Abdullah Gül, Harem-i Şerif'e adımını attığı anda İsrailli polislerin dışarıda kalmasını isteyebilirdi. Bu gerçekleştirilemeyecek bir talep değildir, daha önceleri defalarca yaşanmıştır. Yok illa da girecekler deniliyorsa zaten o ziyaretin bir anlamı olmadığı söylenebilir ve iptal edilebilirdi. Bu ciddi bir zaaf olmuştur.
Bunca Zillet ve Kirlenmenin Karşılığı Ne?
Tüm bunların ötesinde gözaltı olayına tepkisiz kalmak ise akıl almaz bir duyarsızlık, ilgisizlik ve iradesizlik göstergesi olmuştur.

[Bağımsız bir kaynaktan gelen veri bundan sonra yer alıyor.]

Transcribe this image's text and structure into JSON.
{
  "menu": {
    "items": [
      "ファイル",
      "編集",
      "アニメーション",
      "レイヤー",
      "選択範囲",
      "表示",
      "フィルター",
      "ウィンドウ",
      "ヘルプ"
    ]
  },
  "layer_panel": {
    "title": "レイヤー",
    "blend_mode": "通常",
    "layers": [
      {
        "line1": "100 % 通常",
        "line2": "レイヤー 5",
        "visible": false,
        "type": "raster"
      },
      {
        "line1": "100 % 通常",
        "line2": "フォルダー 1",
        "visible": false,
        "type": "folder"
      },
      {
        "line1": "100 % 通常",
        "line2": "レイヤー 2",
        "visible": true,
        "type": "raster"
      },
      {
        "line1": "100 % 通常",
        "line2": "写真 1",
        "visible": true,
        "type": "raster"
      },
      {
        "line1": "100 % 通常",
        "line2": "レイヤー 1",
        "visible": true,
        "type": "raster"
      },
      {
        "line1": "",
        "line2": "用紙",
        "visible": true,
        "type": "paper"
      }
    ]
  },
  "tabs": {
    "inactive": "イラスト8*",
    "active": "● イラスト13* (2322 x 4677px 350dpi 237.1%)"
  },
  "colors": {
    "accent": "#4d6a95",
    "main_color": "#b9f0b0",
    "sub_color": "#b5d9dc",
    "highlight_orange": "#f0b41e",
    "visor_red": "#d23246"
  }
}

Mescid-i Aksa'ya yapılan bir hürmetsizliğe karşı çıkmak her Müslümanın görevi iken, Abdullah Gül'ün bu yönde bir tavır koymadığı gibi, bu tavrı koyan bir Müslümanın yaka paça gözaltına alınmasına sessiz kalmasının izahı olabilir mi? Yok eğer tabi ki çok üzüldük ama zaten yapacak bir şey yoktu, İsraillilere sözümüz geçmezdi, bu yüzden ilgilenmeme görüntüsü verdik deniliyorsa, o zaman da bunca bedele, kirlenmeye, çirkinliğe rağmen sürdürülen İsrail ilişkisinin ne menem bir değer ifade ettiğini sormak gerekmez mi?
Öyle ya işgalci, katil İsrail ile niye ilişkilerinizi kesmiyorsunuz, bu katil sürüsüyle nasıl dost olabiliyorsunuz diye sorulduğunda hükümet adına konuşanlar bu durumu neyle izah ediyor, nasıl savunuyorlardı? İsrail ilişkisini meşrulaştırmak için bu çok bilmiş politikacılar, reel-politik uzmanı danışmanlar, dünya görmüş gazeteciler "Bunu yapmazsak, Filistinliler lehine herhangi bir talepte bulunamayız, zaten Filistinliler de İsrail ile ilişkilerimizin, diyalogumuzun sürmesinden yana." iddiasında bulunuyorlardı değil mi? İşte tek başına şu basit olay dahi İsrail ile ilişkilerinin ne kadar anlamlı ve değerli ve de etkili olduğunun bir kere daha görülmesine yetmiştir!
Mescid-i Aksa'da Siyonistlerce gözaltına alınan bir Filistinli'nin hukukunu korumaktan aciz bir devletin Lübnan'da çatışma bölgesinde mazlumlara yönelik saldırılara karşı duracağını düşünmek, bunu iddia etmek koca bir yalandır. Bu yalana İslam'dan, İslami değerlerden dayanaklar üretmeye çalışanlar ise sadece kendi zihinleri kirletmekle yetinmeyip, İslam'ı da kirletmeye yeltenen müfterilerdir.